Making Objects Speak: Audio Guides for Teaching Visual and Material Culture in the Humanities
Tuesday, June 1st, 2010 – 4pm, until Friday, June 4th, 2010—Noon
Hosted by the College of Art, Humanities, and Social Sciences
California State University Monterey Bay
National Endowment for the Humanities
The purpose of the institute is to provide faculty with pedagogical and technical strategies, as well as the theoretical foundations, necessary for developing effective digital tours that can be downloaded onto iPods. Digital tours allow students to research historically or culturally significant neighborhoods, museum collections and other kinds of outdoor sites on their own schedules but with the benefit of the Instructor’s guidance and expertise.
Many college teachers understand the value of studying the artifacts, natural and built environments — the material culture — of past and contemporary societies, but pedagogical and logistical problems often get in the way. Downloadable audio tours designed specifically for students have the potential to solve these problems by helping students “learn to look” at visual evidence in rigorous, structured, and active ways.
The theme Making Objects Speak addresses the expanding realm of digital audio technology and draws upon the experience of the project’s City University of New York faculty who are developing ten scholarly audio tours.
We encourage faculty to join us who are interested in enhancing their courses by creating their own audio guides. We also welcome museum educators and others involved in non-university educational projects. Participants will receive a $250.00 stipend. Breakfast and lunch will be provided, but participants will be responsible for their own travel and lodging costs. The application and additional information is available at
The deadline for submitting applications is April 21, 2010.

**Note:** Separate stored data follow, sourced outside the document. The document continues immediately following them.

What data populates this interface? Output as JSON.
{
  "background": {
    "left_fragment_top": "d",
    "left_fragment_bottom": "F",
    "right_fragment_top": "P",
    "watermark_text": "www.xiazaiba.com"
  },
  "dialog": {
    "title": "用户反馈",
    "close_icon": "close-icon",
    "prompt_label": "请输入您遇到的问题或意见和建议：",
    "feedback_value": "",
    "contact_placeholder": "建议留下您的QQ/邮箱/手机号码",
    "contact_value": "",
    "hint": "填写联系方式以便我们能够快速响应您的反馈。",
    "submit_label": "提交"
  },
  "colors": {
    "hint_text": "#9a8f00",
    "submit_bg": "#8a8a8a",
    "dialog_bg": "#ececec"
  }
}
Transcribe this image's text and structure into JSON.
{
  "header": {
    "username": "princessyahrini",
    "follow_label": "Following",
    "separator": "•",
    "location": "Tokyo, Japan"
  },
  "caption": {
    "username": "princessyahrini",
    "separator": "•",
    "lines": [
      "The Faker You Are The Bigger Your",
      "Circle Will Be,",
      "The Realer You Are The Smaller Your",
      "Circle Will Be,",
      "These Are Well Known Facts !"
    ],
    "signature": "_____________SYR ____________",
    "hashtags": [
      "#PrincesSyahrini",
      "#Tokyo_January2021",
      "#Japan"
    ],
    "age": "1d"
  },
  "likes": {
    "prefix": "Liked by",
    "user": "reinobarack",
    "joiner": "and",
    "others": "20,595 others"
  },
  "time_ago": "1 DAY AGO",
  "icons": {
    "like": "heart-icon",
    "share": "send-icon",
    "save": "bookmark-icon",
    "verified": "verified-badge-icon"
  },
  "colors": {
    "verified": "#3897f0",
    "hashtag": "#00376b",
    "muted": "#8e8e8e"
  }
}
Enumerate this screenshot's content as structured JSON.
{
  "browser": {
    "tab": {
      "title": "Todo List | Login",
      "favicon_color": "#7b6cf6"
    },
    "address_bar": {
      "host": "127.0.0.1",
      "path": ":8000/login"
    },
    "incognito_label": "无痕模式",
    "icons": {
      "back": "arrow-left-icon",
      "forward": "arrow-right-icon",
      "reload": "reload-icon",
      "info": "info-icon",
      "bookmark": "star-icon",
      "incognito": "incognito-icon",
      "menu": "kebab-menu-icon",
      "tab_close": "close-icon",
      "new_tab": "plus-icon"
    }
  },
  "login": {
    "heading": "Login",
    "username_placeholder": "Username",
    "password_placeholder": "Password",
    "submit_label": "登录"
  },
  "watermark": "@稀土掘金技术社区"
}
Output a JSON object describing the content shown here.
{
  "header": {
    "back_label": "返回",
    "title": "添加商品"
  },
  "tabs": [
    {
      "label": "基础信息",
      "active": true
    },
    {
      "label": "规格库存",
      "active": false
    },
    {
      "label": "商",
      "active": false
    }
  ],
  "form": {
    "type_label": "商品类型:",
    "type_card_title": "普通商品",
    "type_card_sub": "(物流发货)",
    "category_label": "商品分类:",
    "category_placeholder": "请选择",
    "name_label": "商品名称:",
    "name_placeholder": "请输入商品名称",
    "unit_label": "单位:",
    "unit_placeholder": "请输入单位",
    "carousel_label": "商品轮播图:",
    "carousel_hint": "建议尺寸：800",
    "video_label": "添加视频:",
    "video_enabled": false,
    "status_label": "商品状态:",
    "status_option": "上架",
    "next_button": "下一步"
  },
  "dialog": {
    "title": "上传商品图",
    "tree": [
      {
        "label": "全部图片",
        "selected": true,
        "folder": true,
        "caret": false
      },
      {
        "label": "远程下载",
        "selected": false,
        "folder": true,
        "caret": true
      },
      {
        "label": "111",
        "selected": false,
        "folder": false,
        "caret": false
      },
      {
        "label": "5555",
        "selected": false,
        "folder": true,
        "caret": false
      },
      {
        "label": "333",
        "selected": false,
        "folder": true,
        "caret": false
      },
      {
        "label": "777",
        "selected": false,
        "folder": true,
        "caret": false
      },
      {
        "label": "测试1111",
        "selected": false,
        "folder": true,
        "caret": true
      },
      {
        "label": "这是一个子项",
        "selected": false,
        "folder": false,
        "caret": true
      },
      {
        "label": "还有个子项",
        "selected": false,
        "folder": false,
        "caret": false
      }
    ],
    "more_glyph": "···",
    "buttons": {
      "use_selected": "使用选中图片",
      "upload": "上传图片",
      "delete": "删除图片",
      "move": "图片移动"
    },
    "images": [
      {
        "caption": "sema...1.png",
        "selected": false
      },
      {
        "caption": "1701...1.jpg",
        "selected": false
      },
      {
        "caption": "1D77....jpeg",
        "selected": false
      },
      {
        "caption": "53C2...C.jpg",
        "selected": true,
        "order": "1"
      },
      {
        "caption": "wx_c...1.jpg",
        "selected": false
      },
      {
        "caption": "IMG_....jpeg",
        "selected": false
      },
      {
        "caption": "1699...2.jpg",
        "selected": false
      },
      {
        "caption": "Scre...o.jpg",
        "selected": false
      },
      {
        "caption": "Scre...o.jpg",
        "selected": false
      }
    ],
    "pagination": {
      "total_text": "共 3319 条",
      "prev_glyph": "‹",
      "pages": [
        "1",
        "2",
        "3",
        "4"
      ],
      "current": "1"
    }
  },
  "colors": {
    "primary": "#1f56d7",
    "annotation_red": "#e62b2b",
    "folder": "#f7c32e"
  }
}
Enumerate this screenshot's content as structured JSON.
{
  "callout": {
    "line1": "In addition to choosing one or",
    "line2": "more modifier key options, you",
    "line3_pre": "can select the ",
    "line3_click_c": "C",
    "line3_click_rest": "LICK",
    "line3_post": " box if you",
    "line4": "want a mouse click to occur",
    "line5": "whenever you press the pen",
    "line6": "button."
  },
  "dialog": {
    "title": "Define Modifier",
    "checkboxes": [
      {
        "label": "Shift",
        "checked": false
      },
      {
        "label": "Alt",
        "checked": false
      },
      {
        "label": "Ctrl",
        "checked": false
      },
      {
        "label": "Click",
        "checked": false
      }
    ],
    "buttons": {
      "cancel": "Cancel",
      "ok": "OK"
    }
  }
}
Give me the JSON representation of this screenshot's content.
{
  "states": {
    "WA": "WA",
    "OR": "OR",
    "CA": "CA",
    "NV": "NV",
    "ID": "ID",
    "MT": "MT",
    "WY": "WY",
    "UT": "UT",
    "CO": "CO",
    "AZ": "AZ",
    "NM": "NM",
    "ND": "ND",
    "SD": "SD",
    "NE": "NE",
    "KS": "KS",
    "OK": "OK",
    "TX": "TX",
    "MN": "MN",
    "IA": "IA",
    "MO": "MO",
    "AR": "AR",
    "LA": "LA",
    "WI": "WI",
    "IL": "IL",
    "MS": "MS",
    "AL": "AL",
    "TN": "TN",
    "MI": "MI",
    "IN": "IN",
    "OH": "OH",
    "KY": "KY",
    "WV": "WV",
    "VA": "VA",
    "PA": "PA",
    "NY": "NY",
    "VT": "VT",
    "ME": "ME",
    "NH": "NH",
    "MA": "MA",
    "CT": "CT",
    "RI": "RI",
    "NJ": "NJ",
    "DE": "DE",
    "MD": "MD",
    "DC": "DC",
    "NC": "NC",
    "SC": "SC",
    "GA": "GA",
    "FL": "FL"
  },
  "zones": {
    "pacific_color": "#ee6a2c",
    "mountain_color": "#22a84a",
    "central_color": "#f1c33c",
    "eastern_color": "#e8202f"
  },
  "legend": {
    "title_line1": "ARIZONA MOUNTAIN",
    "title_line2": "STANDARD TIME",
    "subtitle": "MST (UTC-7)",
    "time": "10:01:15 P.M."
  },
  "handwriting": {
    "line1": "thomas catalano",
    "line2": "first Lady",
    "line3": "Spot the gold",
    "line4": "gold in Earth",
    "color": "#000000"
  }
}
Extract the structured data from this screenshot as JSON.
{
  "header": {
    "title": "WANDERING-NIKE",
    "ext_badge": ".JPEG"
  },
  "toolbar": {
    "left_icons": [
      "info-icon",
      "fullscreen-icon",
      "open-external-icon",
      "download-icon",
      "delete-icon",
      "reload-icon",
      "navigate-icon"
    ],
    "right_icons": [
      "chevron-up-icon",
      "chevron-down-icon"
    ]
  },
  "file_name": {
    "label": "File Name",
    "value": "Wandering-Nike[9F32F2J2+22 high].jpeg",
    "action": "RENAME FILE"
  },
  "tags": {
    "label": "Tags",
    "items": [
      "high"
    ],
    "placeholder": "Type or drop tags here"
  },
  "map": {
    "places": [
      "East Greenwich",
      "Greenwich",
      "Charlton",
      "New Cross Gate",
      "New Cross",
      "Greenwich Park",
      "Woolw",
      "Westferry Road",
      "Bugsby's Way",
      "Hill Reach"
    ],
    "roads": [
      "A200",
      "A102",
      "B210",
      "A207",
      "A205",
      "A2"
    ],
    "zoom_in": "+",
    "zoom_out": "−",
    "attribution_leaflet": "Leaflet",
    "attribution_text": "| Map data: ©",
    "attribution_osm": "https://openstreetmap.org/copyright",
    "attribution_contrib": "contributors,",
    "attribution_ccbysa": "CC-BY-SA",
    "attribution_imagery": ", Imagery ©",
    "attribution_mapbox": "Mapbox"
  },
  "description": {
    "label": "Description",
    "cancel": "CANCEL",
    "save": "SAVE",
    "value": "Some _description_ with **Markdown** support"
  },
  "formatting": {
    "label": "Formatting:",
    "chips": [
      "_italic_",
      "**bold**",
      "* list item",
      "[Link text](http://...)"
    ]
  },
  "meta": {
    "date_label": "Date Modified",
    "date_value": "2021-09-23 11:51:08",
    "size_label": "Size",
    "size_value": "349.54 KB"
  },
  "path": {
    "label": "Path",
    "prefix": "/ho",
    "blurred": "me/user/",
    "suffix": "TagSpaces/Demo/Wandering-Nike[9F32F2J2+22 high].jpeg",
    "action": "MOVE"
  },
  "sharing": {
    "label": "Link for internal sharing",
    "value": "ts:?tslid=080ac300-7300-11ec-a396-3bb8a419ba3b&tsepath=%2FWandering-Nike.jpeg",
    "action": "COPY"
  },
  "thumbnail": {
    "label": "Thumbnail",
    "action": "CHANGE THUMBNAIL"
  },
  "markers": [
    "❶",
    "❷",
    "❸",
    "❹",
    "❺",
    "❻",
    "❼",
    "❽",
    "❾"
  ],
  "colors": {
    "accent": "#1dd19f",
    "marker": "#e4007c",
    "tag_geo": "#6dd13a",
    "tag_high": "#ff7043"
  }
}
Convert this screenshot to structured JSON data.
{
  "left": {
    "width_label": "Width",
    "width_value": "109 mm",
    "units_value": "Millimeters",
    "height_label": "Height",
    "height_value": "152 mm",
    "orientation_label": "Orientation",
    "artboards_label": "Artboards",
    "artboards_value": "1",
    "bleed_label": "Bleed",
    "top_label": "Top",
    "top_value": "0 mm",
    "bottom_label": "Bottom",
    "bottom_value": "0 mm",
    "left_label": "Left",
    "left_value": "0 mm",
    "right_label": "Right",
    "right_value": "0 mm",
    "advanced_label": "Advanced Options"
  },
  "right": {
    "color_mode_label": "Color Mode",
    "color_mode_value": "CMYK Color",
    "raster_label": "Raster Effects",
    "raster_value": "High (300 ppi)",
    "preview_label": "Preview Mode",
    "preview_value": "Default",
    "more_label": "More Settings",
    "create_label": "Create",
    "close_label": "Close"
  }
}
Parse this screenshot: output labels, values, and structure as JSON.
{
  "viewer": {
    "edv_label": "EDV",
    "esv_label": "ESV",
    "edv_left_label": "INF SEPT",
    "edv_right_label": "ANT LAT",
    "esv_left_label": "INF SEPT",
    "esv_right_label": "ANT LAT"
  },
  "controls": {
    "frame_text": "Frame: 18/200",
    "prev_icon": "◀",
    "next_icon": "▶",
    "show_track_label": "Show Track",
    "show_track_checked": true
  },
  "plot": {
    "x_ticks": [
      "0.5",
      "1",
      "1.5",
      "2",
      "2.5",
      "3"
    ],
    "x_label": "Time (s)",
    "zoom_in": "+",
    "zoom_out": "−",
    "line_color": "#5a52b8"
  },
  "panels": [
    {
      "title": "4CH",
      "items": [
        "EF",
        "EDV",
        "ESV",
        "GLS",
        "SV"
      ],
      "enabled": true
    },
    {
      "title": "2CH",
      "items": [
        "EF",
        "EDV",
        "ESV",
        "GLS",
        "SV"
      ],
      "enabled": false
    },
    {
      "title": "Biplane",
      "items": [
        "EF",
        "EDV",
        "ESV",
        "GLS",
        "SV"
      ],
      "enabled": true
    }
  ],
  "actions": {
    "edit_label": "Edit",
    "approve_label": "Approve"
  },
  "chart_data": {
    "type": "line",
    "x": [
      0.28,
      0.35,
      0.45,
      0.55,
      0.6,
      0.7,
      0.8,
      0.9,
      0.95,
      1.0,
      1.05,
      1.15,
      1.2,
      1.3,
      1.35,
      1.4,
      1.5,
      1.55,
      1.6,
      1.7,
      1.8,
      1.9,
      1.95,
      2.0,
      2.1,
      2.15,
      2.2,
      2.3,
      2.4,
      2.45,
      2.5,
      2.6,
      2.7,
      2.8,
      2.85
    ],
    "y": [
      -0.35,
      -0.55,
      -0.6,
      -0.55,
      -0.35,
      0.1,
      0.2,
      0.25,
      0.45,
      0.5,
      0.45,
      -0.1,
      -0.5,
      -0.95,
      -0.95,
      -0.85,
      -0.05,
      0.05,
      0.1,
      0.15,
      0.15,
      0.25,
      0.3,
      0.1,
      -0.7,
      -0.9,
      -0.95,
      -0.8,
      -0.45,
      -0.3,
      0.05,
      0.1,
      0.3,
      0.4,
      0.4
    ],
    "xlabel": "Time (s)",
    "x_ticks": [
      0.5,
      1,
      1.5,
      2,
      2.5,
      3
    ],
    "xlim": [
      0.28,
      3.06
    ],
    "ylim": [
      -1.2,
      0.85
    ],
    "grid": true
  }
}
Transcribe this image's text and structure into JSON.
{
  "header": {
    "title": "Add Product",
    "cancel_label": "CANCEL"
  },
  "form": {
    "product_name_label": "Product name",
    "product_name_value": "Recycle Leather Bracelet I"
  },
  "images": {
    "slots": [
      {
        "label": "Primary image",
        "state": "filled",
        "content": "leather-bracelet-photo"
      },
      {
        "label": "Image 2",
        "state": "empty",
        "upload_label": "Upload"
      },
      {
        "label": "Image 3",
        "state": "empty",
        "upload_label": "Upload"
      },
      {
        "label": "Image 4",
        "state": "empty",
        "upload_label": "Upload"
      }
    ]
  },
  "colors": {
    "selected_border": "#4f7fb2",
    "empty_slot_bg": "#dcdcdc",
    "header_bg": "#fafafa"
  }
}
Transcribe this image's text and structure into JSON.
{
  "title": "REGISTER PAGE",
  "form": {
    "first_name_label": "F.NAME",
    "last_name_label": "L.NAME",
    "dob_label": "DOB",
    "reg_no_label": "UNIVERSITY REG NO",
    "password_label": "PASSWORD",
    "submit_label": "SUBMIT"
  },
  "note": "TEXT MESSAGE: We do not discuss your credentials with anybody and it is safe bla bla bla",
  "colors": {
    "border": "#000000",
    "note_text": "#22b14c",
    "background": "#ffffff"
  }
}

Email application to Cecilia O’Leary email@example.com Any questions should be submitted to the same address.
Participants will be introduced to material culture scholarship and digital audio technology; develop “slow looking” strategies for student learning; and have time for collaborative planning of individual course “Podcasts.”
The Institute will be led by:
· David Jaffee, Professor and Director of New Media Research, Bard Graduate Center: Decorative Arts, Design History, Material Culture
· Cecilia O’Leary, Professor of Cultural History, Department of Humanities and Communication at California State University, Monterey Bay.